International Journal of Computer Applications |
Foundation of Computer Science (FCS), NY, USA |
Volume 182 - Number 50 |
Year of Publication: 2019 |
Authors: Pooja Ajwani, Harshal Arolkar |
10.5120/ijca2019918738 |
Pooja Ajwani, Harshal Arolkar . TubeExtractor: A Crawler and Converter for Generating Research DataSet from YouTube Videos. International Journal of Computer Applications. 182, 50 ( Apr 2019), 14-17. DOI=10.5120/ijca2019918738
With the advent of the internet and e-resources, there has been an exponential growth of data available to the users. Amongst many content providers, YouTube succeeds in securing the second most popular website in the world.
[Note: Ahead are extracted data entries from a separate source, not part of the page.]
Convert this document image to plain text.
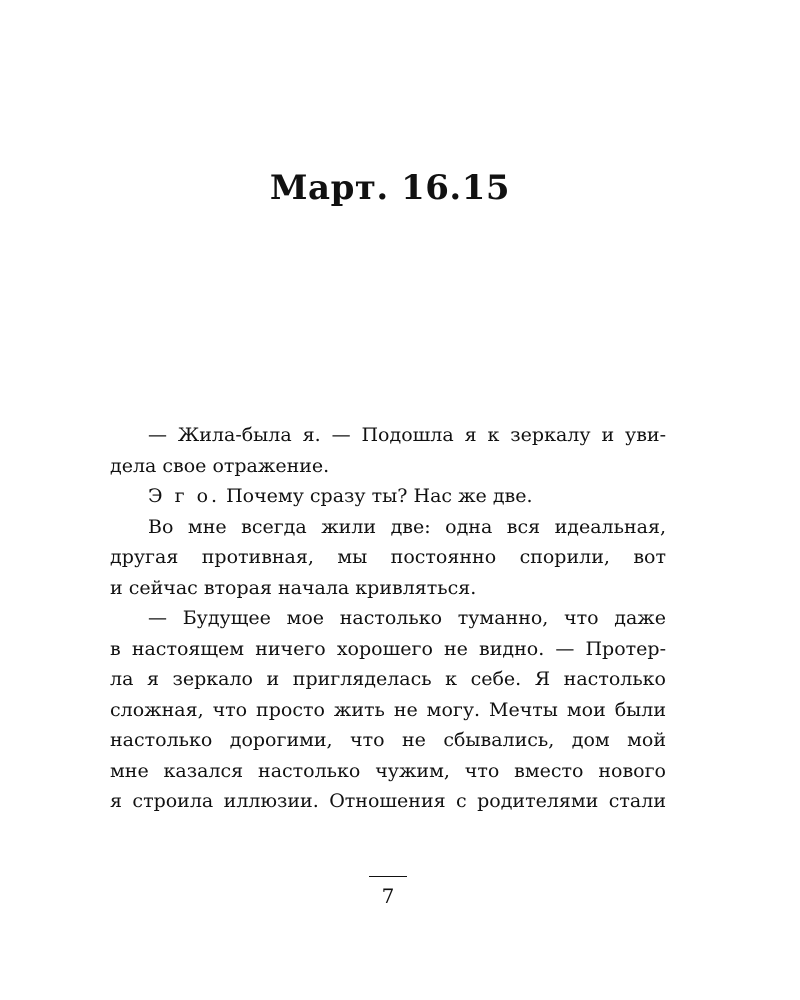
Март. 16.15
— Жила-была я. — Подошла я к зеркалу и уви-
дела свое отражение.
Э г о. Почему сразу ты? Нас же две.
Во мне всегда жили две: одна вся идеальная,
другая противная, мы постоянно спорили, вот
и сейчас вторая начала кривляться.
— Будущее мое настолько туманно, что даже
в настоящем ничего хорошего не видно. — Протер-
ла я зеркало и пригляделась к себе. Я настолько
сложная, что просто жить не могу. Мечты мои были
настолько дорогими, что не сбывались, дом мой
мне казался настолько чужим, что вместо нового
я строила иллюзии. Отношения с родителями стали
7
The data from YouTube is easily available to the users, due to which many researchers gather YouTube videos as their dataset for research. Searching the required video for data analysis from YouTube is a cumbersome task as YouTube is overloaded with trillions of videos. Researchers thus need to spend a huge amount of time to get required dataset. To save the time taken by researchers for accumulating dataset, an open source application “TubeExtractor” is proposed in this paper. The TubeExtractor application will allow researchers to download the videos and its metadata from YouTube based on the desired parameters provided by the researcher. The TubeExtractor will also provide as an output a plain text file of the downloaded video. This file can be used by the researchers to do additional processing of their choice if required. The keywords to download the videos are provided to the crawler in the form of a document, generated using a keyphrase extractor algorithm. If the vtt (Video Text Tracks) file of the video to be downloaded is available then a plain text file is created using a two-step parser. This TubeExtractor can save enough time of researchers.